Back in February, there was a total of 240,000 jobs added to the market. With over a 100,000 drop in added jobs, it’s clear we are not making the improvements necessary for a recovered market. Christine Owens, executive director of the National Employment Law Project, was quoted in CBS saying, “It’s discouraging that job growth was half of what it had been the previous month.” It’s likely that most of the country will agree with that statement. According to Owens, adding such a small amount of jobs to the market is creating just enough to keep up with the population growth. In other words, she says it is like treading water. Essentially, we are standing still and making no progress.
The unemployment rate may have dropped slightly, but experts say that the drop is mostly due to women leaving the job market, meaning they have stopped looking for jobs. This makes sense seeing as though the recession recovery has been dubbed the “mancovery.” With the construction and manufacturing industries picking up speed, men are finding it significantly easier to find the jobs they need. On the other hand, women are beginning to wonder when their “ladycovery” will begin.

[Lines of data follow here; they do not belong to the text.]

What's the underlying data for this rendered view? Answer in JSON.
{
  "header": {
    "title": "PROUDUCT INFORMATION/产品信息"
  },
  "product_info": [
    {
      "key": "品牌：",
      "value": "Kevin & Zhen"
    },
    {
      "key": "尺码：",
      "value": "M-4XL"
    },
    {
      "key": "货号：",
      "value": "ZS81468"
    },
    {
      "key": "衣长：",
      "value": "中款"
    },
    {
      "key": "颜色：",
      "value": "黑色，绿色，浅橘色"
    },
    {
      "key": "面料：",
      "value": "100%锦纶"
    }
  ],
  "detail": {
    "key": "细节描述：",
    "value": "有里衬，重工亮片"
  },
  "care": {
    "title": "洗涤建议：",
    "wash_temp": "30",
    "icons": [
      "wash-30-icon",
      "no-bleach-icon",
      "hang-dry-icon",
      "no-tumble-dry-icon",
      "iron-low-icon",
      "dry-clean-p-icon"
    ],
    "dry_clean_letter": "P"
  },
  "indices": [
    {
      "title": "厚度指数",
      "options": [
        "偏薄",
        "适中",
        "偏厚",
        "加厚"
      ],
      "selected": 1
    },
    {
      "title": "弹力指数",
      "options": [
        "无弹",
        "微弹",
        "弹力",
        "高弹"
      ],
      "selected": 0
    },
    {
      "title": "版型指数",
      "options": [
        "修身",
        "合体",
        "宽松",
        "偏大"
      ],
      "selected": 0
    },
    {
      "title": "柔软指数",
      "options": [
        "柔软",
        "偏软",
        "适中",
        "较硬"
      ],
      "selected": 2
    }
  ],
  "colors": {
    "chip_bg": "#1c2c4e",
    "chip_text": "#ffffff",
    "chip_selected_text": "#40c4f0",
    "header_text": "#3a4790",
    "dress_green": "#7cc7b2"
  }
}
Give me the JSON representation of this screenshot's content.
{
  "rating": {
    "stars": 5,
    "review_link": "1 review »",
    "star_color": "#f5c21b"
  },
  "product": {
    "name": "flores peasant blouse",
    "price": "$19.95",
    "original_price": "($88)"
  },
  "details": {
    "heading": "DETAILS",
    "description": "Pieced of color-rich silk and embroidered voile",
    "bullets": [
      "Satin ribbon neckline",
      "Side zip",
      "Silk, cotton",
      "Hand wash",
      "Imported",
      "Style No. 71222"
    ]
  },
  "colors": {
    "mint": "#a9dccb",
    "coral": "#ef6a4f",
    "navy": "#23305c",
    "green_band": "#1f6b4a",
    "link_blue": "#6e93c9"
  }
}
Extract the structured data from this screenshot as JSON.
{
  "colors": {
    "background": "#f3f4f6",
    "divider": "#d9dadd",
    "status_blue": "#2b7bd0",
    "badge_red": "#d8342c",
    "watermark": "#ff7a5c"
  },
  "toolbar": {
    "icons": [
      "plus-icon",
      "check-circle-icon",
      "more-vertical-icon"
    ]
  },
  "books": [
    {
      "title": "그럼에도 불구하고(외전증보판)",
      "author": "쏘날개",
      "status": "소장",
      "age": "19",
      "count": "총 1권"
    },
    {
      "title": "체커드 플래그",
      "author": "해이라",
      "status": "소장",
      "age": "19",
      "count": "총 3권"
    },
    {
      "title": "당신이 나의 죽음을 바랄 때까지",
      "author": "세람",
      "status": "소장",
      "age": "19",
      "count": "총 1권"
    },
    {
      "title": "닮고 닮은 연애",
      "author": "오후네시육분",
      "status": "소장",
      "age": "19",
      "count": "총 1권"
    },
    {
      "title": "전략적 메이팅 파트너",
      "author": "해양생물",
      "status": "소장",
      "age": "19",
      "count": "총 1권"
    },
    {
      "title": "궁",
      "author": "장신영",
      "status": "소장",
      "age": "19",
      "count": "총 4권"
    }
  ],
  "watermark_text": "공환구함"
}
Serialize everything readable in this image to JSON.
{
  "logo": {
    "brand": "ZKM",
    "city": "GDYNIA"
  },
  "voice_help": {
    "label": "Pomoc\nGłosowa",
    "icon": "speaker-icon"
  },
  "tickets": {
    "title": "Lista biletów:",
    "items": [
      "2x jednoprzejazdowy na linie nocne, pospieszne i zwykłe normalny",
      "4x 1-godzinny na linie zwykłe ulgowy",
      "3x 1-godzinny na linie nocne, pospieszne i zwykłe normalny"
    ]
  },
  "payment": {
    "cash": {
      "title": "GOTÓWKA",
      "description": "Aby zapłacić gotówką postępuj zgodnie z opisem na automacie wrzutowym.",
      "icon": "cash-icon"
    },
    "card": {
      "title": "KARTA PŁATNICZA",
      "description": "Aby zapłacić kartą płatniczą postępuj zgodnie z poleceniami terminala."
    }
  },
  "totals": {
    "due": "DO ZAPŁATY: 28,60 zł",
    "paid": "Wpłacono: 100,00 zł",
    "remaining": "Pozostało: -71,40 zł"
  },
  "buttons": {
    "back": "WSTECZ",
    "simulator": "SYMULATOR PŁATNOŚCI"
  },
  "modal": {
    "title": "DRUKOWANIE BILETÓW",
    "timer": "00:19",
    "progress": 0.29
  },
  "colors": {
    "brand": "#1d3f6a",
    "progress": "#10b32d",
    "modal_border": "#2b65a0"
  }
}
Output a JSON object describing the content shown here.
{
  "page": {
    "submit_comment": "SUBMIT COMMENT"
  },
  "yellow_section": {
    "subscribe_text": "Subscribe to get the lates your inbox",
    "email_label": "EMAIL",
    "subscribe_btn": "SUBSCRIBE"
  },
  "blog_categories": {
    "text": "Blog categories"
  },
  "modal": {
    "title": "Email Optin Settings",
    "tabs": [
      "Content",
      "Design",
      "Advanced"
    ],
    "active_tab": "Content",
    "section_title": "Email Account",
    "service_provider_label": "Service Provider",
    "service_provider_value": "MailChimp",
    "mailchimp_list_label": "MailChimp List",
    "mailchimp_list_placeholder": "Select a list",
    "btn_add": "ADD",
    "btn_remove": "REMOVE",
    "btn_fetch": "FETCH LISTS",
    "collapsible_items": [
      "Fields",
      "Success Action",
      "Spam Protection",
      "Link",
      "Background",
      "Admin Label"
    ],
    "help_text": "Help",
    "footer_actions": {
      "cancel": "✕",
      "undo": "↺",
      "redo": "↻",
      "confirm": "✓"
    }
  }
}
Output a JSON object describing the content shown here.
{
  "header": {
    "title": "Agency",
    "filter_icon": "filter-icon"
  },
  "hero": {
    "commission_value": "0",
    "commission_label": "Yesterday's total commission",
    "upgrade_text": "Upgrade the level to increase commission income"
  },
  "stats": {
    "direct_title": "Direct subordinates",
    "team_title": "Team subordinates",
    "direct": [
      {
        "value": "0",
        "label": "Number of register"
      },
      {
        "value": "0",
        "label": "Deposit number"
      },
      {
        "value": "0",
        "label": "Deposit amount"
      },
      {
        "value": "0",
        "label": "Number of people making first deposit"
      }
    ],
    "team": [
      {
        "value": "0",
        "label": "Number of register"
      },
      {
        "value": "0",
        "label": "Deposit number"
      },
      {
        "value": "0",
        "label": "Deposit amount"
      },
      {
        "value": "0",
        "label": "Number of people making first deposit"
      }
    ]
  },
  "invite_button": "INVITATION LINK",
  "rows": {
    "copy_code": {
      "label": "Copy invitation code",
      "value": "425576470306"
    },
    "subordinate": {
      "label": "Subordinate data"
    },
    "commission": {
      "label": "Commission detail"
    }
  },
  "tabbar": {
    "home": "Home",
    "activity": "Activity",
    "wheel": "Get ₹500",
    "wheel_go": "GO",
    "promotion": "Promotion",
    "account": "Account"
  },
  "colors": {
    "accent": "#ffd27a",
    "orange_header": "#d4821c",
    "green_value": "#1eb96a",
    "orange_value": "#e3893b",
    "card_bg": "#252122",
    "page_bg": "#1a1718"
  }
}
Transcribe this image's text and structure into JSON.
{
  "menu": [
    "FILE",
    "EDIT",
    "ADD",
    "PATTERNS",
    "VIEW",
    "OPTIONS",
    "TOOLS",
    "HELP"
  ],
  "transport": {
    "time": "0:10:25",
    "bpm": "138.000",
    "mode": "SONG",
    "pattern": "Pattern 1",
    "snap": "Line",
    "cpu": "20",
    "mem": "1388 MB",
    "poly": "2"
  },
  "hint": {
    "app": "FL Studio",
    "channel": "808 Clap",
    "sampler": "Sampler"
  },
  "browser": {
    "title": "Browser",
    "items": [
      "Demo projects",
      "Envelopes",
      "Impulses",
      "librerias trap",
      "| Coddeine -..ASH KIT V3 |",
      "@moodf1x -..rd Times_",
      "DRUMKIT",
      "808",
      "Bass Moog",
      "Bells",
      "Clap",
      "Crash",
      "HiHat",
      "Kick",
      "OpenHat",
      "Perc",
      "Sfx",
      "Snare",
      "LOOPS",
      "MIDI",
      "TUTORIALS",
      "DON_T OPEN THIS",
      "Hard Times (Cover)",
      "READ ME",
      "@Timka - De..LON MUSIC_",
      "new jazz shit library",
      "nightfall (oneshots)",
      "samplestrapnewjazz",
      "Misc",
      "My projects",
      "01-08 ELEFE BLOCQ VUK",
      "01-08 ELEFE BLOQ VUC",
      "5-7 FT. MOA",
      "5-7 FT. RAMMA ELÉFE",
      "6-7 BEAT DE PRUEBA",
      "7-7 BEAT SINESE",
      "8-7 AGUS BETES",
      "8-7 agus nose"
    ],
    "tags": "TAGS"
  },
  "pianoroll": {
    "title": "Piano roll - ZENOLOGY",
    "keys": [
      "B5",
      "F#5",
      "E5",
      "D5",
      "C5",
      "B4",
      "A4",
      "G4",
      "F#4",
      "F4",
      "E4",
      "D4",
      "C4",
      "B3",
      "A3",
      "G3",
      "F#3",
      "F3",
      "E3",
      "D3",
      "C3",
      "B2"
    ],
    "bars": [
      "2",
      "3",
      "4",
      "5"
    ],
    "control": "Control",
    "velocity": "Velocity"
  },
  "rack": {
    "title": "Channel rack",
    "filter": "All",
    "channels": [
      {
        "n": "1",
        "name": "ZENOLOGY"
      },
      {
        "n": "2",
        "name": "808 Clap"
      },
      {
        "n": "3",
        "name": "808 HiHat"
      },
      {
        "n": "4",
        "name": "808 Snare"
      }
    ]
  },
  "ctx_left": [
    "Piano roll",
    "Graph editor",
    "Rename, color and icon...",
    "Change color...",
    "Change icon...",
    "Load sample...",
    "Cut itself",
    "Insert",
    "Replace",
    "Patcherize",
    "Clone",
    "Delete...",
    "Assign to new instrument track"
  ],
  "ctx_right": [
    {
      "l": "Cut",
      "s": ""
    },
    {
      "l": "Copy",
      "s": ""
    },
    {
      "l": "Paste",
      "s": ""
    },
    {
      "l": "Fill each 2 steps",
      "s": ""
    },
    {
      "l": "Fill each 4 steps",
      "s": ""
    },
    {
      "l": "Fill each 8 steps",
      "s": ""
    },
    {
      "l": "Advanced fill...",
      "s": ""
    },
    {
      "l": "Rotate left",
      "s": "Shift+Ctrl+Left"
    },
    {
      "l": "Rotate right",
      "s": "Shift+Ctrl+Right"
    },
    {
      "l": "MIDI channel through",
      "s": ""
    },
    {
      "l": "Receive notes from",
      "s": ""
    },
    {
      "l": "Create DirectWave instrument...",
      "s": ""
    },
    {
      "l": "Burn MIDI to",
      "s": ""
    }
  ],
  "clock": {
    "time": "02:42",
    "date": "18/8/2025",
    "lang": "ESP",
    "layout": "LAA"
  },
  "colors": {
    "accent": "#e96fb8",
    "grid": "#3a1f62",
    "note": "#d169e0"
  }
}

Furthermore, economists attributed the increase in hiring during the months of January and February to an abnormally warm winter across the country. Since the Labor Department accounts for these seasonal trends, the numbers for those months may have been a bit distorted and misleading. The CBS article notes how retail was the industry to see the biggest loss with 33,800 jobs lost. However, true to form over the past months, manufacturing created 37,000 jobs and health care added 26,000 jobs. Most interesting though was the 1,000 jobs cut by the government, showing a slow down in lay-offs, while the private sector added 121,000 jobs.
Obama addressed the report and was quoted saying, “it’s clear to every American that there will still be ups and downs along the way and that we got a lot more work to do, and that includes addressing challenges that are unique to women’s economic security.” The current unemployment level at 8.2 percent is the lowest we have seen since Obama has been in office.